Plum Crazy Farm

By jflanny, Apr 1, 2013 | Updated: Apr 11, 2013 | | |
  1. jflanny
    We have lived on Plum Crazy Farm in Newnan, GA since 1996. We have 40 acres about 35 minutes south of Atlanta and just love our town. The country music superstar Alan Jackson was born and raised here and has written frequently of Newnan in his songs.

    My husband Pat and I have two wonderful sons who seemingly didn't mind not giving up suburban teen packdom for the joys of being raised with horses, chickens, dogs and cats. Keegan is at now LSU and Sean is at UGA.

    We decided to add chickens to our family shortly after purchasing our farm in 1996. I remember shortly before we got our first chicks, I read a book called "Raising Your Backyard Flock". In the book, the author made all kinds of claims about chickens and their personalities and Pat and I were skeptical... we had both been around chickens at our grandparent's farms but didn't remember chickens as being entertaining. We purchased a variety of female chicks (we started learning terminology - pullet, not to snicker when someone said "cock", etc) online including Aracauna, Rhode Island Red, Light Brahma, Leghorn, and Polish. And you know what? That book was right! Those chickens did have personality! They were absolutely awesome! Some were friendly, some were shy and our rooster Clarence - purchased separately - was hateful but totally and shamefully gorgeous.

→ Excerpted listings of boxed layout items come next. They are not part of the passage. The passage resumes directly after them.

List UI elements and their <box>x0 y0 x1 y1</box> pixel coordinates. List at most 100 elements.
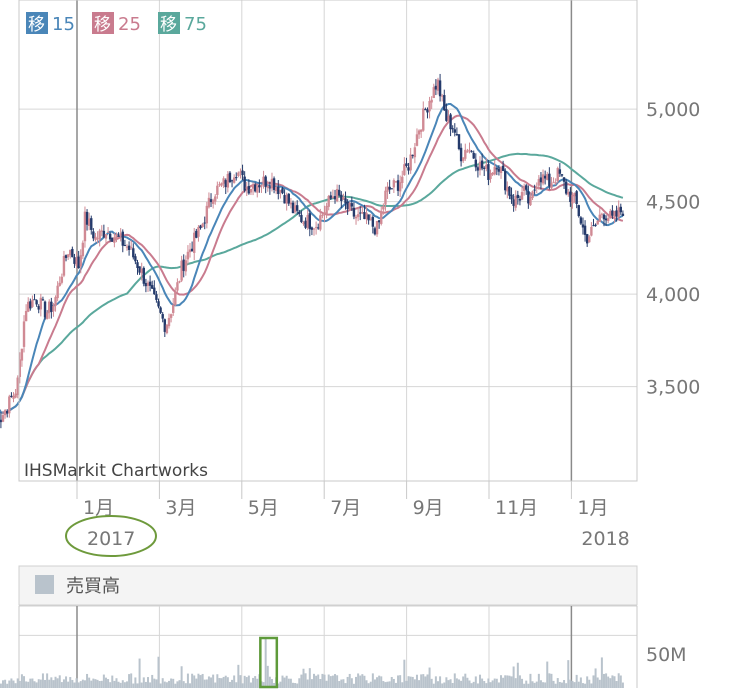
candle-body-95 <box>193 233 195 253</box>
candle-body-44 <box>86 212 88 225</box>
volume-bar-27 <box>50 677 52 688</box>
volume-bar-38 <box>73 682 75 688</box>
volume-bar-299 <box>622 683 624 688</box>
candle-body-162 <box>334 196 336 199</box>
volume-bar-245 <box>508 676 510 688</box>
volume-bar-289 <box>601 657 603 688</box>
candle-body-118 <box>241 171 243 176</box>
candle-body-74 <box>149 282 151 286</box>
candle-body-93 <box>189 249 191 252</box>
candle-body-54 <box>107 232 109 233</box>
candle-body-59 <box>117 236 119 237</box>
candle-body-159 <box>328 196 330 207</box>
volume-bar-106 <box>216 674 218 688</box>
candle-body-151 <box>311 227 313 229</box>
volume-bar-35 <box>67 682 69 688</box>
volume-bar-18 <box>31 679 33 688</box>
volume-bar-181 <box>374 679 376 688</box>
candle-body-48 <box>94 237 96 240</box>
volume-bar-140 <box>288 679 290 688</box>
volume-bar-4 <box>2 680 4 688</box>
candle-body-261 <box>542 174 544 183</box>
candle-body-164 <box>338 190 340 196</box>
volume-bar-207 <box>429 668 431 688</box>
volume-bar-155 <box>319 679 321 688</box>
candle-body-272 <box>565 182 567 194</box>
candle-body-202 <box>418 130 420 134</box>
volume-bar-116 <box>237 665 239 688</box>
candle-body-149 <box>306 215 308 228</box>
candle-body-129 <box>264 176 266 187</box>
volume-bar-216 <box>447 680 449 688</box>
volume-bar-241 <box>500 675 502 688</box>
candle-body-292 <box>607 218 609 221</box>
candle-body-218 <box>451 128 453 129</box>
volume-bar-54 <box>107 679 109 688</box>
volume-bar-266 <box>553 681 555 688</box>
volume-bar-203 <box>420 674 422 688</box>
volume-bar-9 <box>13 681 15 688</box>
volume-bar-95 <box>193 675 195 688</box>
volume-bar-232 <box>481 679 483 688</box>
volume-bar-30 <box>57 678 59 688</box>
candle-body-94 <box>191 249 193 252</box>
candle-body-61 <box>122 232 124 246</box>
candle-body-97 <box>197 227 199 237</box>
volume-bar-138 <box>284 678 286 688</box>
candle-body-171 <box>353 208 355 217</box>
volume-bar-148 <box>305 673 307 688</box>
candle-body-35 <box>67 254 69 257</box>
volume-bar-286 <box>595 668 597 688</box>
volume-bar-160 <box>330 676 332 688</box>
volume-bar-104 <box>212 675 214 688</box>
candle-body-165 <box>340 195 342 201</box>
volume-bar-71 <box>143 677 145 688</box>
volume-bar-277 <box>576 675 578 688</box>
candle-body-96 <box>195 231 197 238</box>
volume-bar-51 <box>101 681 103 688</box>
volume-bar-130 <box>267 666 269 688</box>
candle-body-154 <box>317 227 319 228</box>
candle-body-214 <box>443 95 445 110</box>
volume-bar-242 <box>502 678 504 688</box>
candle-body-249 <box>517 195 519 198</box>
candle-body-72 <box>145 283 147 286</box>
candle-body-58 <box>115 234 117 238</box>
candle-body-237 <box>491 173 493 175</box>
volume-bar-125 <box>256 679 258 688</box>
volume-bar-215 <box>445 677 447 688</box>
candle-body-285 <box>592 225 594 226</box>
volume-bar-119 <box>244 676 246 688</box>
candle-body-125 <box>256 186 258 193</box>
candle-body-65 <box>130 247 132 248</box>
candle-body-39 <box>75 257 77 265</box>
candle-body-265 <box>550 183 552 188</box>
volume-bar-151 <box>311 679 313 688</box>
candle-body-148 <box>304 221 306 228</box>
volume-bar-117 <box>239 675 241 688</box>
volume-bar-184 <box>380 676 382 688</box>
candle-body-260 <box>540 177 542 182</box>
candle-body-233 <box>483 168 485 169</box>
candle-body-281 <box>584 226 586 235</box>
candle-body-173 <box>357 214 359 217</box>
candle-body-29 <box>54 297 56 306</box>
candle-body-150 <box>309 213 311 229</box>
volume-bar-244 <box>506 675 508 688</box>
volume-bar-267 <box>555 684 557 688</box>
volume-bar-193 <box>399 675 401 688</box>
volume-bar-284 <box>590 683 592 688</box>
x-tick-label-4: 9月 <box>413 497 444 519</box>
volume-bar-157 <box>324 675 326 688</box>
candle-body-56 <box>111 238 113 242</box>
volume-bar-221 <box>458 679 460 688</box>
volume-bar-178 <box>368 683 370 688</box>
candle-body-138 <box>283 195 285 203</box>
volume-bar-79 <box>160 683 162 688</box>
volume-bar-101 <box>206 679 208 688</box>
candle-body-6 <box>6 411 8 414</box>
candle-body-204 <box>422 108 424 130</box>
legend-label-1: 25 <box>118 14 141 35</box>
volume-bar-271 <box>563 680 565 688</box>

    We had a terrible accident when a neighbor's dog literally pried the door off the back of our coop and sadly killed our girls and Clarence when they were 9 years old and we were heartbroken. We strongly reinforced the coop and the neighbors have since kept the dogs permanently up or in their house so all is well there. You have to maintain neighborhood peace.

    We got new girls and kept adding to the flock and then last year we purchased a new chicken coop through My Pet Chicken. We do not have the time nor talent to build a coop like the ones we have seen on the Coop page on BYC. So our coop is being shown here rather than on the COOP forum. But it is lovely and has done a very good job except there is some leakage around the egg box that we have been addressing. I am adding that in case anyone is interested in purchasing this model. But overall we quite like it.

    [​IMG]
    This is our big coop for the larger girls. We had to separate the smaller girls and our blind chicken Yuna. They have their own digs.

    [​IMG]
    This is the coop for the Millies and Silkies and Miss Yuna Belle. We like this coop a lot. Only complaint is the roosting pole is a little low so I will get a doweling rod and some cookies and mount it a little higher and it is fixed. No big deal,


    [​IMG]
    Some of the chickens enjoy munching on some greens....

    [​IMG]

    Milles and Silkies milling around...

    That's it for today from Plum Crazy. We'll see you soon.


    DECORATING IDEA

    I wanted to share a fun idea that is a great way to show off different colored and size eggs from your "girls". I found this cool lamp at Hobby Lobby that is the type you can fill with seashells or other collectibles so I decided to fill mine with eggs from our farm. I also collect eggs that have dropped out of birds' nests and let them set for a year or two so they won't explode.

    [​IMG]

    I also have a couple of Emu and Chinese Red Chinese Pheasant eggs in the mix. I blow out my eggs, wash and dry them thoroughly and they make an interesting lamp base. The table in an antique ironing board dating from the Civil War.

    Living on a farm, I like to have a unique but clean decorating style. I like to mix folk art, antiques and lovely family heirlooms to create a sense of home and comfort for all who visit.

    Share This Article

Comments

To make a comment simply sign up and become a member!
  1. jflanny
    To SherryAlaska with regard to the prefab coop - we have really liked them with one exception. The egg boxes on the large coop have had a leak that we cannot figure out. We added extra weather stripping, put a piece of plastic sheeting underneath the eave and have now lined each both with plastic as well. The far left two boxes have been the two that have been particularly partial to getting wet. But I would not let it stop you from getting these coops. We will figure it out and they really are cute and work well.